Energy-Based Imitation Learning
- URL: http://arxiv.org/abs/2004.09395v4
- Date: Thu, 15 Apr 2021 04:30:35 GMT
- Title: Energy-Based Imitation Learning
- Authors: Minghuan Liu, Tairan He, Minkai Xu, Weinan Zhang
- Abstract summary: We tackle a common scenario in imitation learning (IL) where agents try to recover the optimal policy from expert demonstrations.
Inspired by recent progress in energy-based model (EBM), in this paper we propose a simplified IL framework named Energy-Based Imitation Learning (EBIL)
EBIL combines the idea of both EBM and occupancy measure matching, and via theoretic analysis we reveal that EBIL and Max-Entropy IRL (MaxEnt IRL) approaches are two sides of the same coin.

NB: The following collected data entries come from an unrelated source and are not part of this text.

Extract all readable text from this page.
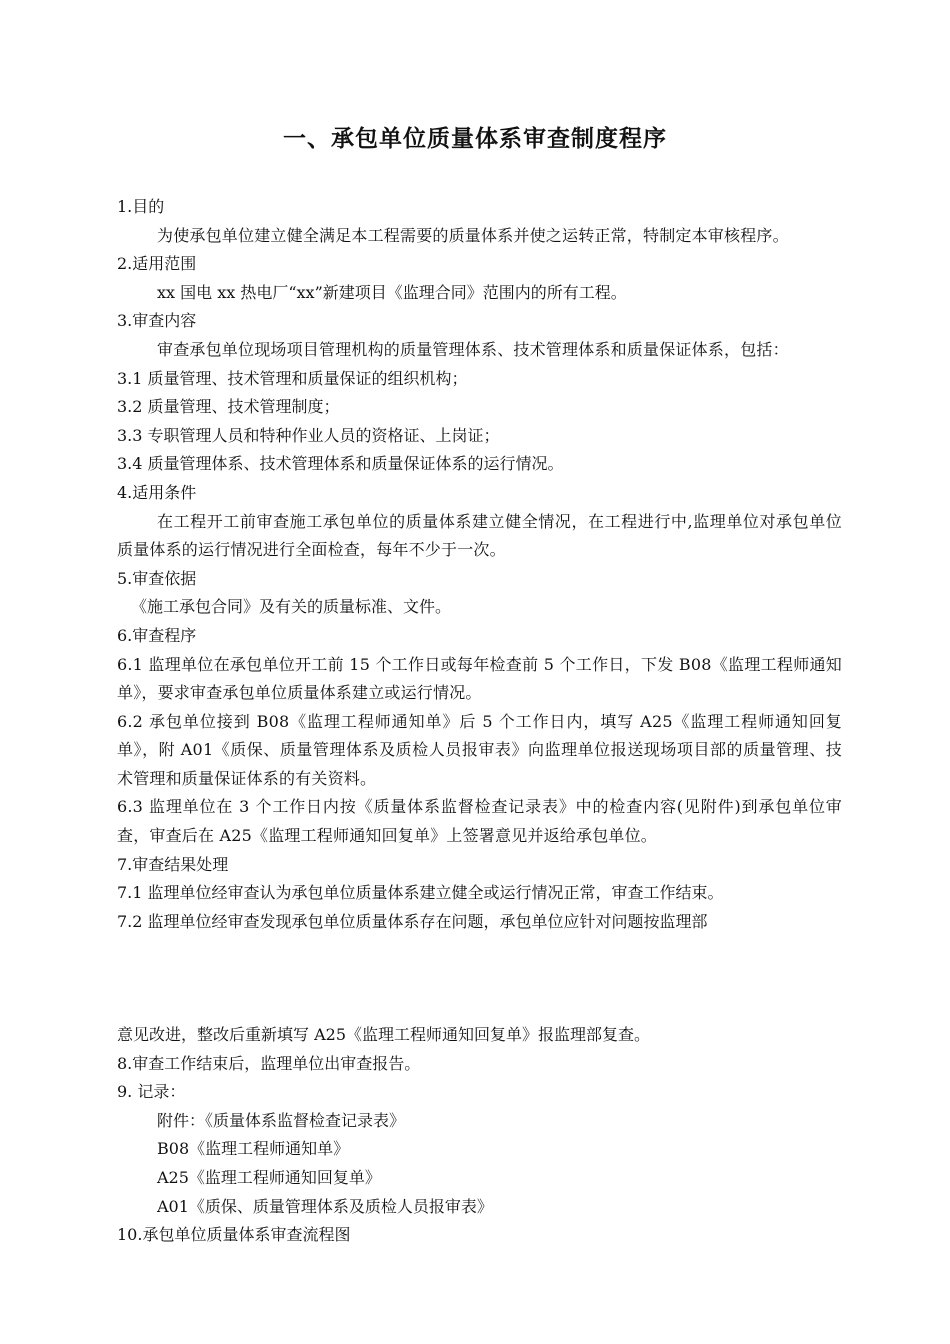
一、承包单位质量体系审查制度程序
1.目的
为使承包单位建立健全满足本工程需要的质量体系并使之运转正常，特制定本审核程序。
2.适用范围
xx 国电 xx 热电厂“xx”新建项目《监理合同》范围内的所有工程。
3.审查内容
审查承包单位现场项目管理机构的质量管理体系、技术管理体系和质量保证体系，包括：
3.1 质量管理、技术管理和质量保证的组织机构；
3.2 质量管理、技术管理制度；
3.3 专职管理人员和特种作业人员的资格证、上岗证；
3.4 质量管理体系、技术管理体系和质量保证体系的运行情况。
4.适用条件
在工程开工前审查施工承包单位的质量体系建立健全情况，在工程进行中,监理单位对承包单位质量体系的运行情况进行全面检查，每年不少于一次。
5.审查依据
《施工承包合同》及有关的质量标准、文件。
6.审查程序
6.1 监理单位在承包单位开工前 15 个工作日或每年检查前 5 个工作日，下发 B08《监理工程师通知单》，要求审查承包单位质量体系建立或运行情况。
6.2 承包单位接到 B08《监理工程师通知单》后 5 个工作日内，填写 A25《监理工程师通知回复单》，附 A01《质保、质量管理体系及质检人员报审表》向监理单位报送现场项目部的质量管理、技术管理和质量保证体系的有关资料。
6.3 监理单位在 3 个工作日内按《质量体系监督检查记录表》中的检查内容(见附件)到承包单位审查，审查后在 A25《监理工程师通知回复单》上签署意见并返给承包单位。
7.审查结果处理
7.1 监理单位经审查认为承包单位质量体系建立健全或运行情况正常，审查工作结束。
7.2 监理单位经审查发现承包单位质量体系存在问题，承包单位应针对问题按监理部
意见改进，整改后重新填写 A25《监理工程师通知回复单》报监理部复查。
8.审查工作结束后，监理单位出审查报告。
9. 记录：
附件：《质量体系监督检查记录表》
B08《监理工程师通知单》
A25《监理工程师通知回复单》
A01《质保、质量管理体系及质检人员报审表》
10.承包单位质量体系审查流程图
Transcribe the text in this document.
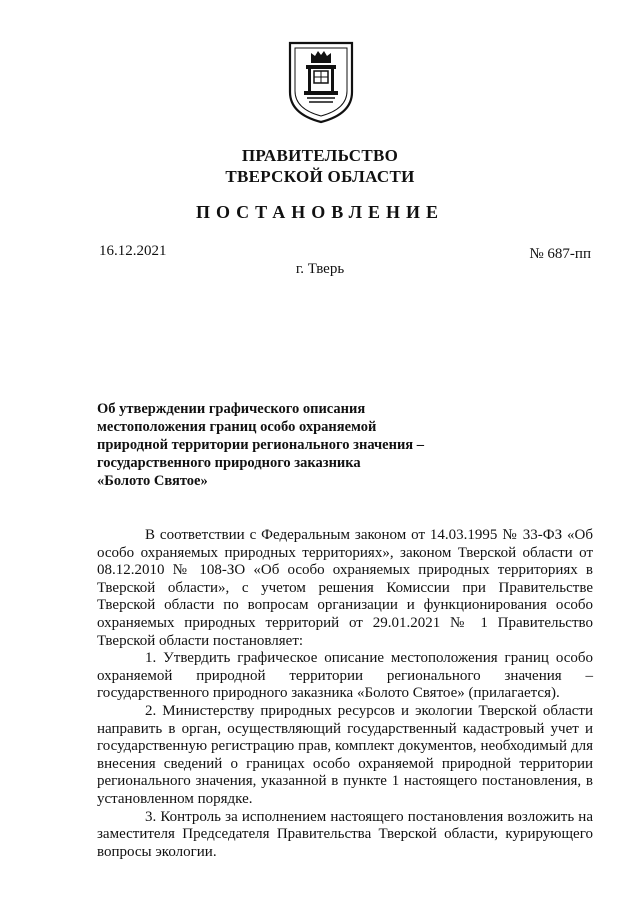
ПРАВИТЕЛЬСТВО
ТВЕРСКОЙ ОБЛАСТИ
ПОСТАНОВЛЕНИЕ
16.12.2021	№ 687-пп
г. Тверь
Об утверждении графического описания
местоположения границ особо охраняемой
природной территории регионального значения –
государственного природного заказника
«Болото Святое»

В соответствии с Федеральным законом от 14.03.1995 № 33-ФЗ «Об особо охраняемых природных территориях», законом Тверской области от 08.12.2010 № 108-ЗО «Об особо охраняемых природных территориях в Тверской области», с учетом решения Комиссии при Правительстве Тверской области по вопросам организации и функционирования особо охраняемых природных территорий от 29.01.2021 № 1 Правительство Тверской области постановляет:

1. Утвердить графическое описание местоположения границ особо охраняемой природной территории регионального значения – государственного природного заказника «Болото Святое» (прилагается).

2. Министерству природных ресурсов и экологии Тверской области направить в орган, осуществляющий государственный кадастровый учет и государственную регистрацию прав, комплект документов, необходимый для внесения сведений о границах особо охраняемой природной территории регионального значения, указанной в пункте 1 настоящего постановления, в установленном порядке.

3. Контроль за исполнением настоящего постановления возложить на заместителя Председателя Правительства Тверской области, курирующего вопросы экологии.
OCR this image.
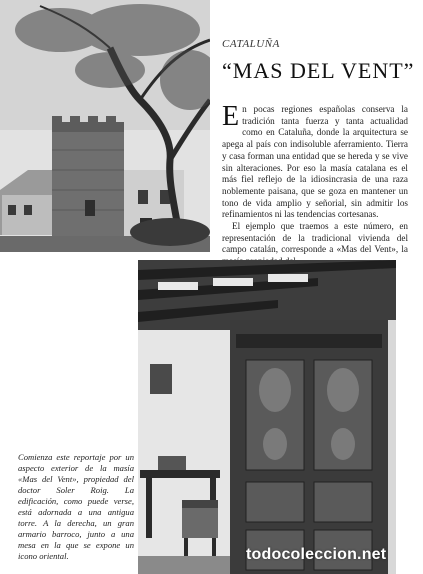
CATALUÑA
“MAS DEL VENT”

En pocas regiones españolas conserva la tradición tanta fuerza y tanta actualidad como en Cataluña, donde la arquitectura se apega al país con indisoluble aferramiento. Tierra y casa forman una entidad que se hereda y se vive sin alteraciones. Por eso la masía catalana es el más fiel reflejo de la idiosincrasia de una raza noblemente paisana, que se goza en mantener un tono de vida amplio y señorial, sin admitir los refinamientos ni las tendencias cortesanas.

El ejemplo que traemos a este número, en representación de la tradicional vivienda del campo catalán, corresponde a «Mas del Vent», la

Comienza este reportaje por un aspecto exterior de la masía «Mas del Vent», propiedad del doctor Soler Roig. La edificación, como puede verse, está adornada a una antigua torre. A la derecha, un gran armario barroco, junto a una mesa en la que se expone un icono oriental.	todocoleccion.net
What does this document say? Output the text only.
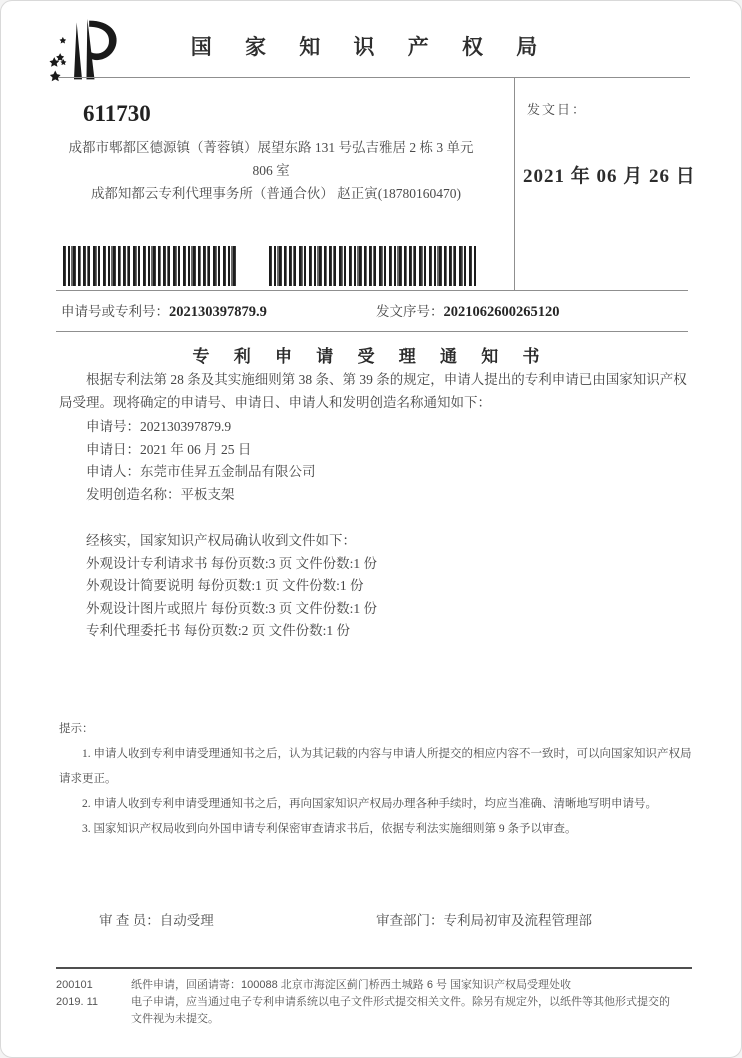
国 家 知 识 产 权 局
611730
成都市郫都区德源镇（菁蓉镇）展望东路 131 号弘吉雅居 2 栋 3 单元
806 室
成都知都云专利代理事务所（普通合伙） 赵正寅(18780160470)
发文日：
2021 年 06 月 26 日
申请号或专利号：202130397879.9	发文序号：2021062600265120
专 利 申 请 受 理 通 知 书

根据专利法第 28 条及其实施细则第 38 条、第 39 条的规定，申请人提出的专利申请已由国家知识产权局受理。现将确定的申请号、申请日、申请人和发明创造名称通知如下：

申请号：202130397879.9

申请日：2021 年 06 月 25 日

申请人：东莞市佳昇五金制品有限公司

发明创造名称：平板支架

经核实，国家知识产权局确认收到文件如下：

外观设计专利请求书 每份页数:3 页 文件份数:1 份

外观设计简要说明 每份页数:1 页 文件份数:1 份

外观设计图片或照片 每份页数:3 页 文件份数:1 份

专利代理委托书 每份页数:2 页 文件份数:1 份

提示：

1. 申请人收到专利申请受理通知书之后，认为其记载的内容与申请人所提交的相应内容不一致时，可以向国家知识产权局请求更正。

2. 申请人收到专利申请受理通知书之后，再向国家知识产权局办理各种手续时，均应当准确、清晰地写明申请号。

3. 国家知识产权局收到向外国申请专利保密审查请求书后，依据专利法实施细则第 9 条予以审查。

审 查 员：自动受理	审查部门：专利局初审及流程管理部

200101

2019. 11

纸件申请，回函请寄：100088 北京市海淀区蓟门桥西土城路 6 号 国家知识产权局受理处收

电子申请，应当通过电子专利申请系统以电子文件形式提交相关文件。除另有规定外，以纸件等其他形式提交的文件视为未提交。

- Score: 29.55675131809474
- License: http://arxiv.org/licenses/nonexclusive-distrib/1.0/
- Abstract: We tackle a common scenario in imitation learning (IL), where agents try to
recover the optimal policy from expert demonstrations without further access to
the expert or environment reward signals. Except the simple Behavior Cloning
(BC) that adopts supervised learning followed by the problem of compounding
error, previous solutions like inverse reinforcement learning (IRL) and recent
generative adversarial methods involve a bi-level or alternating optimization
for updating the reward function and the policy, suffering from high
computational cost and training instability. Inspired by recent progress in
energy-based model (EBM), in this paper, we propose a simplified IL framework
named Energy-Based Imitation Learning (EBIL). Instead of updating the reward
and policy iteratively, EBIL breaks out of the traditional IRL paradigm by a
simple and flexible two-stage solution: first estimating the expert energy as
the surrogate reward function through score matching, then utilizing such a
reward for learning the policy by reinforcement learning algorithms. EBIL
combines the idea of both EBM and occupancy measure matching, and via theoretic
analysis we reveal that EBIL and Max-Entropy IRL (MaxEnt IRL) approaches are
two sides of the same coin, and thus EBIL could be an alternative of
adversarial IRL methods. Extensive experiments on qualitative and quantitative
evaluations indicate that EBIL is able to recover meaningful and interpretative
reward signals while achieving effective and comparable performance against
existing algorithms on IL benchmarks.